The Negro Problem
(Editor's Note: The writer of this article is a negro. He publishes The New Jersey Telegram, a negro newspaper. We feel that he speaks for the best interests of his race, and he brings to bear the right attitude in seeking to meet the admittedly difficult "negro problem.")
"I have just returned from an extensive tour of the South. In addition to meeting and talking with our agents and distributors who get our newspapers out to more than 500,000 readers in the South, I met both whites and negroes in the urban and rural centers.
"Because of these personal observations, studies, and contacts, I feel I can speak with some degree of authority I am certainly in a better position to voice an opinion than the negro leader who occupies a suite in a down-town New York hotel and bases his opinions on the South from distorted stories he reads in the negro press and in the Daily Worker.
"The racial lines in the South are so closely drawn and defined that there can be no confusion. When I am in Virginia or South Carolina, I don't wonder if I will not be served if I walk into a white restaurant. I know the score. However, I have walked into several right here in New Jersey where we have a civil-rights law, and have been refused service.
"The whites in the South stay with their own and the negroes do likewise. This one fact has been the economic salvation of the negro in the South. Atlanta, Georgia, compares favorably with Newark in size and population. Negroes there own and control millions of dollars worth of business. All of the negro business in New Jersey will not amount to as much as our race has in one city in Georgia. This is also true in South Carolina and Virginia.
"New Jersey today boasts of more civil-rights legislation than any other state in the union, and state government itself practices more discrimination than Virginia, North Carolina, South Carolina, or Georgia. New Jersey employs one negro in the motor vehicle department. All the above mentioned states employ plenty.

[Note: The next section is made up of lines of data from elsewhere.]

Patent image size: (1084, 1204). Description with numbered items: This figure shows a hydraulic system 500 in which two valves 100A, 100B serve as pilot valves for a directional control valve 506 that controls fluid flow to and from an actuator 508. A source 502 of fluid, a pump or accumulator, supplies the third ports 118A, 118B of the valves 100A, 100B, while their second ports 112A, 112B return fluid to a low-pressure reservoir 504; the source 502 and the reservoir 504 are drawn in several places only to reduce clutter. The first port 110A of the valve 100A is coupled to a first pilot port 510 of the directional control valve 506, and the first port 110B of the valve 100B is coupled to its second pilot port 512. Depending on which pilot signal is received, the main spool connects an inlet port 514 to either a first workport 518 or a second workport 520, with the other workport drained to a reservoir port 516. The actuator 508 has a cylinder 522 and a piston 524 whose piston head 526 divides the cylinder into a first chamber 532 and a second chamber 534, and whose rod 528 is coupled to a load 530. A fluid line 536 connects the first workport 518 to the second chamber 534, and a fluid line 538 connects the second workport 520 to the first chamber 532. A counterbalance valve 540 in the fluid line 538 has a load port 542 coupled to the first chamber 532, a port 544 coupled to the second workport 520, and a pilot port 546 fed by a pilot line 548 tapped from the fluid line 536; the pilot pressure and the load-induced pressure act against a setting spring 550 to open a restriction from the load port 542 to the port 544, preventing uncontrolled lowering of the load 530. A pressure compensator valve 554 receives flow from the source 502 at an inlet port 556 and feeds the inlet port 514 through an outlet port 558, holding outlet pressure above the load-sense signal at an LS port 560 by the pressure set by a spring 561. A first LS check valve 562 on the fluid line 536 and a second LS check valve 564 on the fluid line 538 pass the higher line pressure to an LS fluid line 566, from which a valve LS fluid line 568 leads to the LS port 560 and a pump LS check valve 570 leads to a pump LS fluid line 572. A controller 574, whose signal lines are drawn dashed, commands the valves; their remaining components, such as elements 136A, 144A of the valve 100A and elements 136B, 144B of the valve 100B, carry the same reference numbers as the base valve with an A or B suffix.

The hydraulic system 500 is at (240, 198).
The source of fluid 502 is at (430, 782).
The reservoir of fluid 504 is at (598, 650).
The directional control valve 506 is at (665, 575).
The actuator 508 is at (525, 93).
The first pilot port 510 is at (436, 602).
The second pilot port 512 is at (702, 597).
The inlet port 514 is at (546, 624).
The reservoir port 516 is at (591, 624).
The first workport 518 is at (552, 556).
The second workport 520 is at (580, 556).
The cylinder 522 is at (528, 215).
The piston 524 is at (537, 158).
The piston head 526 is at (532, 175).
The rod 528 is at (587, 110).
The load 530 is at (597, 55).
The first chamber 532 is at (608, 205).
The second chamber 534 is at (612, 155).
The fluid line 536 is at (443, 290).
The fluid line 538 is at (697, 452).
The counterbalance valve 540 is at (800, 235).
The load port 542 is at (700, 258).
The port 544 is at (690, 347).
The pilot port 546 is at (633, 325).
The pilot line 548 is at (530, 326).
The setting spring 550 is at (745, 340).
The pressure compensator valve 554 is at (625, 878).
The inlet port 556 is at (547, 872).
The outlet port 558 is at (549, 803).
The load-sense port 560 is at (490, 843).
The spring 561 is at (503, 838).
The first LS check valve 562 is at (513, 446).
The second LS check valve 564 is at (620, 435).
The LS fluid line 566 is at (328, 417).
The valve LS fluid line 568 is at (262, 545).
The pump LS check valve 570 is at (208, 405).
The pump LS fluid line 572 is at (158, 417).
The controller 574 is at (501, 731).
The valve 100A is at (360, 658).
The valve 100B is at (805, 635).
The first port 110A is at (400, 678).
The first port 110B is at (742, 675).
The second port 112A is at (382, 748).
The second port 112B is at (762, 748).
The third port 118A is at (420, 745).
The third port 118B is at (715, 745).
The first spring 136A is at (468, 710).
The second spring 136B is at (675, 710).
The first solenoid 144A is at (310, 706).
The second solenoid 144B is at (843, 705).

"No matter what a negro wants to do, he can do it in the South. In Spartanburg, S. C., Ernest Collins, a young negro, operates a large funeral home, a taxicab business, a filling station, a grocery store, has several buses, runs a large farm and a night club.
"Mr. Collins couldn't do all that in New Jersey or New York. The only bus line operated by negroes in the South, the Safe Bus Company in Winston-Salem, N. C., owns and operates over a hundred buses. If a negro in New Jersey or New York had the money and attempted to obtain a franchise to operate a line, he would not only be turned down, but he would be lucky if he didn't get a bullet in the back.
"The attitude of the Southerners toward our race is a natural psychological reaction to the aftermath of the Civil War. Negroes were the properties of these people.
"Certainly you could not expect the South to forget this in 55 or even in 150 years. That feeling has passed from one generation to another, but it is not one of hatred toward the negro. The South just doesn't believe the negro has grown up. No section of the country has made more progress in finding a workable solution to the negro problem than has the South. Naturally, Southerners are resentful when the North attempts to ram a civil-rights program down their throats.
"The entire race problem in America is wrong. Our approach is wrong. We expend all our energies, and spend millions of dollars trying to convince white people that we are as good as they are, that we are an equal. Joe Louis is not looked upon as a negro, but as the greatest fighter of all time, loved and admired by whites in South Carolina as much as in Michigan. He convinced the world, not by propaganda and agitation, but by demonstration.
"Our fight for recognition, justice, civil rights, and equality should be carried on within the race. Let us demonstrate to the world by our living standards, our conduct, our ability and intelligence that we are the equal of any man, and, when we shall have done this, the entire world, including the South, will accept us on our own terms. Our present program of threats and agitation makes enemies out of our friends."